I need to know how many different values the following pair can take:

$\left(a\cdot i + b\cdot j\right) \bmod n_1$
$\left(c\cdot i + d\cdot j\right) \bmod n_2$

as $(i,j)$ spans $\mathbb{Z}^2$, with given integers $a$, $b$, $c$, $d$, $n_1$, $n_2$.

I know that, in case I had a single expression, i.e.

$\left(a\cdot i + b\cdot j\right) \bmod n$

the answer would be $\frac{n}{\gcd(\gcd(a,b),n)}$.

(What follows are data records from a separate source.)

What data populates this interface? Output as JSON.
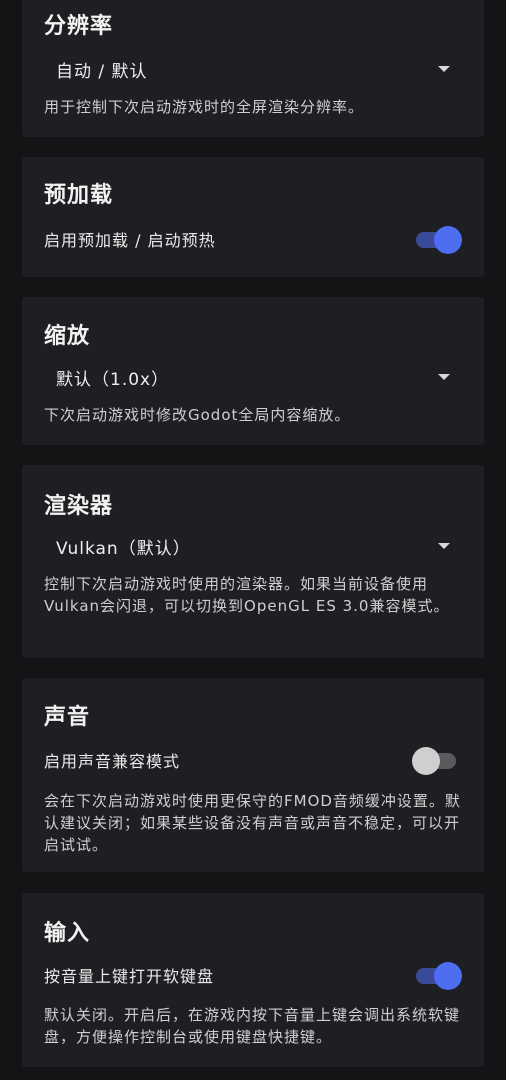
{
  "resolution": {
    "title": "分辨率",
    "selected": "自动 / 默认",
    "description": "用于控制下次启动游戏时的全屏渲染分辨率。"
  },
  "preload": {
    "title": "预加载",
    "toggle_label": "启用预加载 / 启动预热",
    "enabled": true
  },
  "scale": {
    "title": "缩放",
    "selected": "默认（1.0x）",
    "description": "下次启动游戏时修改Godot全局内容缩放。"
  },
  "renderer": {
    "title": "渲染器",
    "selected": "Vulkan（默认）",
    "description": "控制下次启动游戏时使用的渲染器。如果当前设备使用Vulkan会闪退，可以切换到OpenGL ES 3.0兼容模式。"
  },
  "audio": {
    "title": "声音",
    "toggle_label": "启用声音兼容模式",
    "enabled": false,
    "description": "会在下次启动游戏时使用更保守的FMOD音频缓冲设置。默认建议关闭；如果某些设备没有声音或声音不稳定，可以开启试试。"
  },
  "input": {
    "title": "输入",
    "toggle_label": "按音量上键打开软键盘",
    "enabled": true,
    "description": "默认关闭。开启后，在游戏内按下音量上键会调出系统软键盘，方便操作控制台或使用键盘快捷键。"
  },
  "colors": {
    "accent": "#4d6ef0",
    "card": "#1e1f22",
    "background": "#131416"
  }
}
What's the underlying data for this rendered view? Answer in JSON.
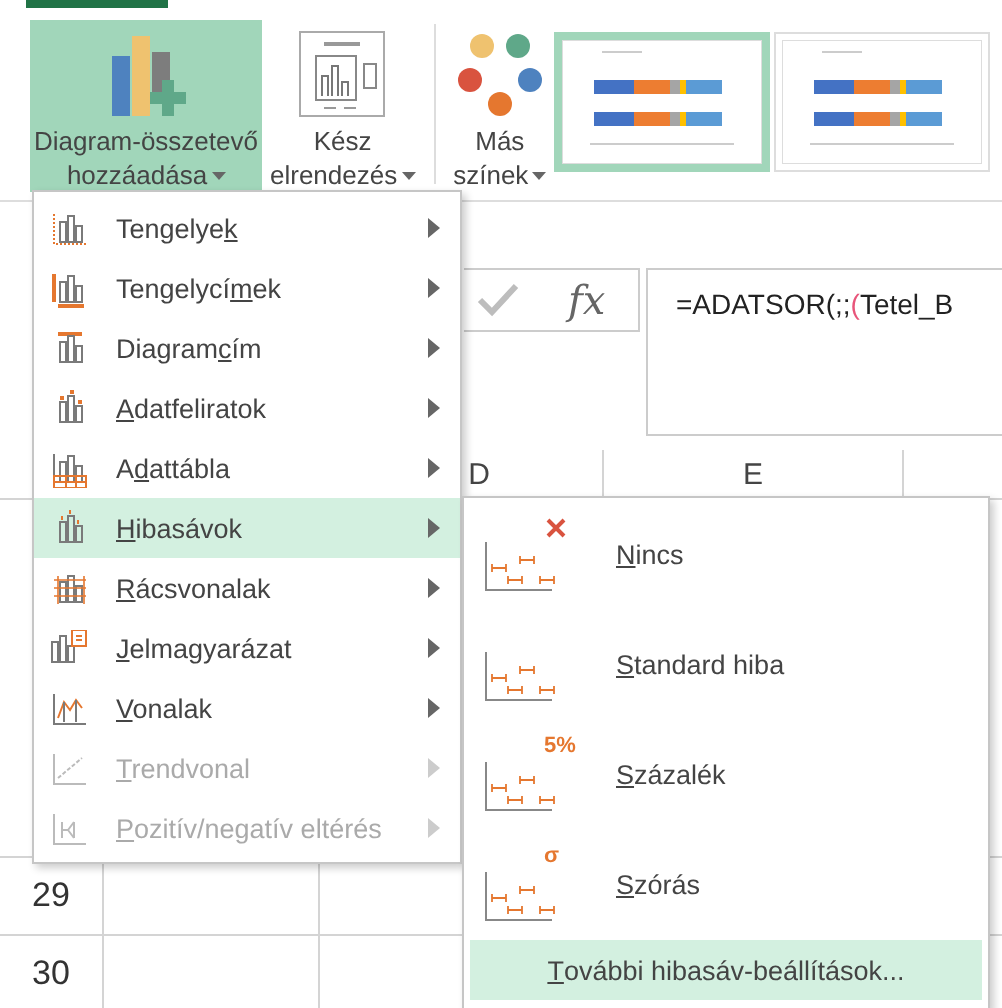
{
  "ribbon": {
    "buttons": [
      {
        "kind": "elements",
        "lines": [
          "Diagram-összetevő",
          "hozzáadása"
        ],
        "selected": true
      },
      {
        "kind": "layout",
        "lines": [
          "Kész",
          "elrendezés"
        ],
        "selected": false
      },
      {
        "kind": "colors",
        "lines": [
          "Más",
          "színek"
        ],
        "selected": false
      }
    ],
    "styles": [
      {
        "selected": true
      },
      {
        "selected": false
      }
    ]
  },
  "formula_bar": {
    "fx": "fx",
    "formula": [
      {
        "text": "=ADATSOR(;;"
      },
      {
        "text": "(",
        "color": "#e8557a"
      },
      {
        "text": "Tetel_B"
      }
    ]
  },
  "columns": [
    "D",
    "E"
  ],
  "rows": [
    "29",
    "30"
  ],
  "menu": {
    "items": [
      {
        "before": "Tengelye",
        "key": "k",
        "disabled": false,
        "selected": false
      },
      {
        "before": "Tengelycí",
        "key": "m",
        "after": "ek",
        "disabled": false,
        "selected": false
      },
      {
        "before": "Diagram",
        "key": "c",
        "after": "ím",
        "disabled": false,
        "selected": false
      },
      {
        "key": "A",
        "after": "datfeliratok",
        "disabled": false,
        "selected": false
      },
      {
        "before": "A",
        "key": "d",
        "after": "attábla",
        "disabled": false,
        "selected": false
      },
      {
        "key": "H",
        "after": "ibasávok",
        "disabled": false,
        "selected": true
      },
      {
        "key": "R",
        "after": "ácsvonalak",
        "disabled": false,
        "selected": false
      },
      {
        "key": "J",
        "after": "elmagyarázat",
        "disabled": false,
        "selected": false
      },
      {
        "key": "V",
        "after": "onalak",
        "disabled": false,
        "selected": false
      },
      {
        "key": "T",
        "after": "rendvonal",
        "disabled": true,
        "selected": false
      },
      {
        "key": "P",
        "after": "ozitív/negatív eltérés",
        "disabled": true,
        "selected": false
      }
    ]
  },
  "submenu": {
    "items": [
      {
        "kind": "none",
        "key": "N",
        "after": "incs"
      },
      {
        "kind": "standard",
        "key": "S",
        "after": "tandard hiba"
      },
      {
        "kind": "percent",
        "badge": "5%",
        "key": "S",
        "after": "zázalék"
      },
      {
        "kind": "stdev",
        "badge": "σ",
        "key": "S",
        "after": "zórás"
      }
    ],
    "footer": {
      "key": "T",
      "after": "ovábbi hibasáv-beállítások...",
      "selected": true
    }
  }
}
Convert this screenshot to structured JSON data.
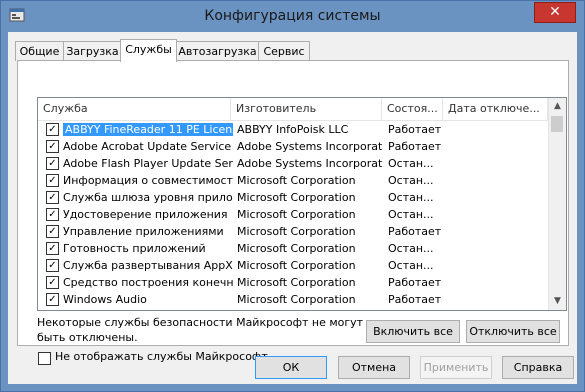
{
  "window": {
    "title": "Конфигурация системы",
    "close_label": "✕"
  },
  "tabs": [
    {
      "label": "Общие"
    },
    {
      "label": "Загрузка"
    },
    {
      "label": "Службы"
    },
    {
      "label": "Автозагрузка"
    },
    {
      "label": "Сервис"
    }
  ],
  "table": {
    "columns": [
      "Служба",
      "Изготовитель",
      "Состоя...",
      "Дата отключе..."
    ],
    "rows": [
      {
        "name": "ABBYY FineReader 11 PE Licensi...",
        "vendor": "ABBYY InfoPoisk LLC",
        "status": "Работает",
        "date": ""
      },
      {
        "name": "Adobe Acrobat Update Service",
        "vendor": "Adobe Systems Incorporated",
        "status": "Работает",
        "date": ""
      },
      {
        "name": "Adobe Flash Player Update Service",
        "vendor": "Adobe Systems Incorporated",
        "status": "Остан...",
        "date": ""
      },
      {
        "name": "Информация о совместимости ...",
        "vendor": "Microsoft Corporation",
        "status": "Остан...",
        "date": ""
      },
      {
        "name": "Служба шлюза уровня прилож...",
        "vendor": "Microsoft Corporation",
        "status": "Остан...",
        "date": ""
      },
      {
        "name": "Удостоверение приложения",
        "vendor": "Microsoft Corporation",
        "status": "Остан...",
        "date": ""
      },
      {
        "name": "Управление приложениями",
        "vendor": "Microsoft Corporation",
        "status": "Работает",
        "date": ""
      },
      {
        "name": "Готовность приложений",
        "vendor": "Microsoft Corporation",
        "status": "Остан...",
        "date": ""
      },
      {
        "name": "Служба развертывания AppX (...",
        "vendor": "Microsoft Corporation",
        "status": "Остан...",
        "date": ""
      },
      {
        "name": "Средство построения конечн...",
        "vendor": "Microsoft Corporation",
        "status": "Работает",
        "date": ""
      },
      {
        "name": "Windows Audio",
        "vendor": "Microsoft Corporation",
        "status": "Работает",
        "date": ""
      }
    ]
  },
  "checkbox_checked_glyph": "✓",
  "note": "Некоторые службы безопасности Майкрософт не могут быть отключены.",
  "buttons": {
    "enable_all": "Включить все",
    "disable_all": "Отключить все",
    "ok": "ОК",
    "cancel": "Отмена",
    "apply": "Применить",
    "help": "Справка"
  },
  "hide_ms_label": "Не отображать службы Майкрософт",
  "scroll": {
    "up": "▲",
    "down": "▼"
  }
}
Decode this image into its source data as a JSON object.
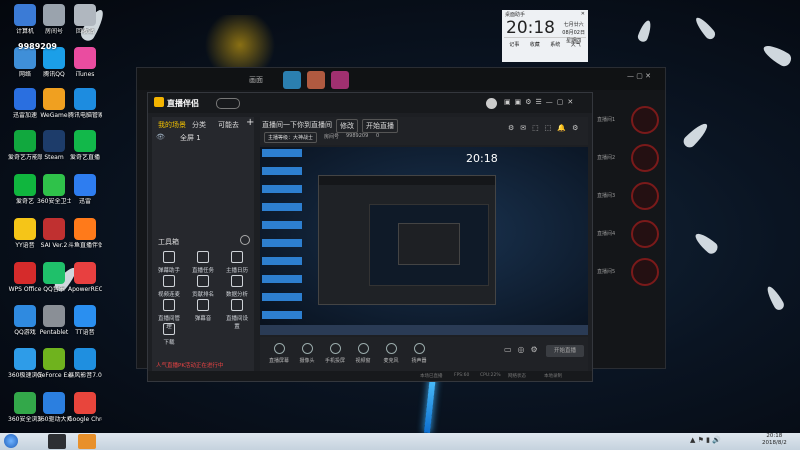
{
  "desktop": {
    "icons": [
      {
        "label": "计算机",
        "color": "#3b7bd6"
      },
      {
        "label": "房间号",
        "color": "#9aa3ad"
      },
      {
        "label": "回收站",
        "color": "#b0b7bf"
      },
      {
        "label": "网络",
        "color": "#3f8fd8"
      },
      {
        "label": "腾讯QQ",
        "color": "#1b9fe8"
      },
      {
        "label": "iTunes",
        "color": "#ea4ca0"
      },
      {
        "label": "迅雷加速",
        "color": "#2a6fe0"
      },
      {
        "label": "WeGame",
        "color": "#f0a020"
      },
      {
        "label": "腾讯电脑管家",
        "color": "#1d8ce0"
      },
      {
        "label": "爱奇艺万能联播",
        "color": "#11a83e"
      },
      {
        "label": "Steam",
        "color": "#1d3c6a"
      },
      {
        "label": "爱奇艺直播",
        "color": "#12b84a"
      },
      {
        "label": "爱奇艺",
        "color": "#10b63e"
      },
      {
        "label": "360安全卫士",
        "color": "#2fc24a"
      },
      {
        "label": "迅雷",
        "color": "#2e7df0"
      },
      {
        "label": "YY语音",
        "color": "#f5c518"
      },
      {
        "label": "SAI Ver.2",
        "color": "#c03030"
      },
      {
        "label": "斗鱼直播伴侣",
        "color": "#ff7a1a"
      },
      {
        "label": "WPS Office",
        "color": "#d52b2b"
      },
      {
        "label": "QQ音乐",
        "color": "#1fc06a"
      },
      {
        "label": "ApowerREC",
        "color": "#e84040"
      },
      {
        "label": "QQ游戏",
        "color": "#2f8ae0"
      },
      {
        "label": "Pentablet",
        "color": "#8a8f96"
      },
      {
        "label": "TT语音",
        "color": "#2a8ff0"
      },
      {
        "label": "360极速浏览器",
        "color": "#2e9ce8"
      },
      {
        "label": "GeForce Experience",
        "color": "#6fb31e"
      },
      {
        "label": "暴风影音7.0",
        "color": "#1f8fe0"
      },
      {
        "label": "360安全浏览器",
        "color": "#33a84a"
      },
      {
        "label": "360驱动大师",
        "color": "#2b7fe0"
      },
      {
        "label": "Google Chrome",
        "color": "#e8453c"
      }
    ],
    "room_number": "9989209"
  },
  "clock": {
    "header": "桌面助手",
    "time": "20:18",
    "date": "七月廿六",
    "date2": "08月02日",
    "weekday": "星期四",
    "footer": [
      "记事",
      "收藏",
      "系统",
      "天气"
    ]
  },
  "main": {
    "brand": "直播伴侣",
    "left_tabs": [
      "我的场景",
      "分类",
      "可能去"
    ],
    "scene_item": "全屏 1",
    "tools_title": "工具箱",
    "tools": [
      "弹幕助手",
      "直播任务",
      "主播日历",
      "视频连麦",
      "贡献排名",
      "数据分析",
      "直播间管理",
      "弹幕音",
      "直播间设置",
      "下载"
    ],
    "notice": "人气直播PK活动正在进行中",
    "room_title": "直播间一下你到直播间",
    "room_tag": "修改",
    "room_btn": "开始直播",
    "room_meta": "主播等级：大神战士",
    "room_id_label": "房间号",
    "room_id": "9989209",
    "viewers": "0",
    "bottom_tools": [
      "直播屏幕",
      "摄像头",
      "手机投屏",
      "视频窗",
      "麦克风",
      "扬声器"
    ],
    "start_btn": "开始直播",
    "status": [
      "本场已直播",
      "FPS:60",
      "CPU:22%",
      "网络状态",
      "本地录制"
    ]
  },
  "bg_window": {
    "tab": "画面",
    "slots": [
      "直播间1",
      "直播间2",
      "直播间3",
      "直播间4",
      "直播间5"
    ]
  },
  "taskbar": {
    "time": "20:18",
    "date": "2018/8/2"
  }
}
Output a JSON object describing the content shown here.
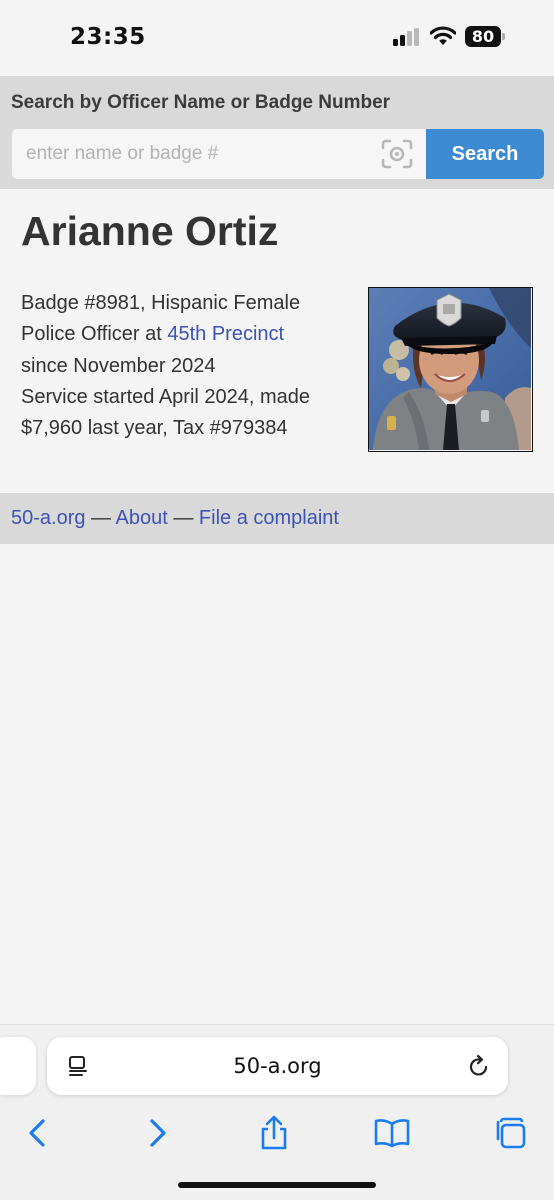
{
  "status_bar": {
    "time": "23:35",
    "battery_level": "80",
    "icons": [
      "cellular-signal-icon",
      "wifi-icon",
      "battery-icon"
    ]
  },
  "search": {
    "heading": "Search by Officer Name or Badge Number",
    "placeholder": "enter name or badge #",
    "value": "",
    "button_label": "Search",
    "button_color": "#3c8ad2",
    "icon": "visual-lookup-icon"
  },
  "officer": {
    "name": "Arianne Ortiz",
    "line1": "Badge #8981, Hispanic Female",
    "rank": "Police Officer at ",
    "precinct_link": "45th Precinct",
    "since": "since November 2024",
    "service_started": "Service started April 2024, made",
    "pay_tax": "$7,960 last year, Tax #979384",
    "photo": "officer-portrait-photo"
  },
  "footer": {
    "site_link": "50-a.org",
    "separator": " — ",
    "about_link": "About",
    "complaint_link": "File a complaint",
    "link_color": "#3d52b4"
  },
  "browser": {
    "url": "50-a.org",
    "toolbar": [
      "back-icon",
      "forward-icon",
      "share-icon",
      "bookmarks-icon",
      "tabs-icon"
    ],
    "accent_color": "#1b7cf2"
  }
}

I suspect that the answer to my question looks similar.
In particular, I was trying to establish an isomorphism between $\left(\mathbb{Z}_{n_1},\mathbb{Z}_{n_2}\right)$ and $\mathbb{Z}_{n_1\cdot n_2}$, obtaining something looking like

$\left(u\cdot i + v\cdot j\right) \bmod \left( n_1\cdot n_2\right)$

so as to exploit the same result, but so far I didn't come out with anything useful.

Any clues?
Thanks!

 

[Erland]

In particular, I was trying to establish an isomorphism between $\left(\mathbb{Z}_{n_1},\mathbb{Z}_{n_2}\right)$ and $\mathbb{Z}_{n_1\cdot n_2}$

But that's not true in general. For example $\left(\mathbb{Z}_2,\mathbb{Z}_2\right)$ is not isomorphic to $\mathbb{Z}_4$. In the former, all nonzero elements have order 2, while the latter has a generator of order 2.

(Unless I misunderstand your notation.)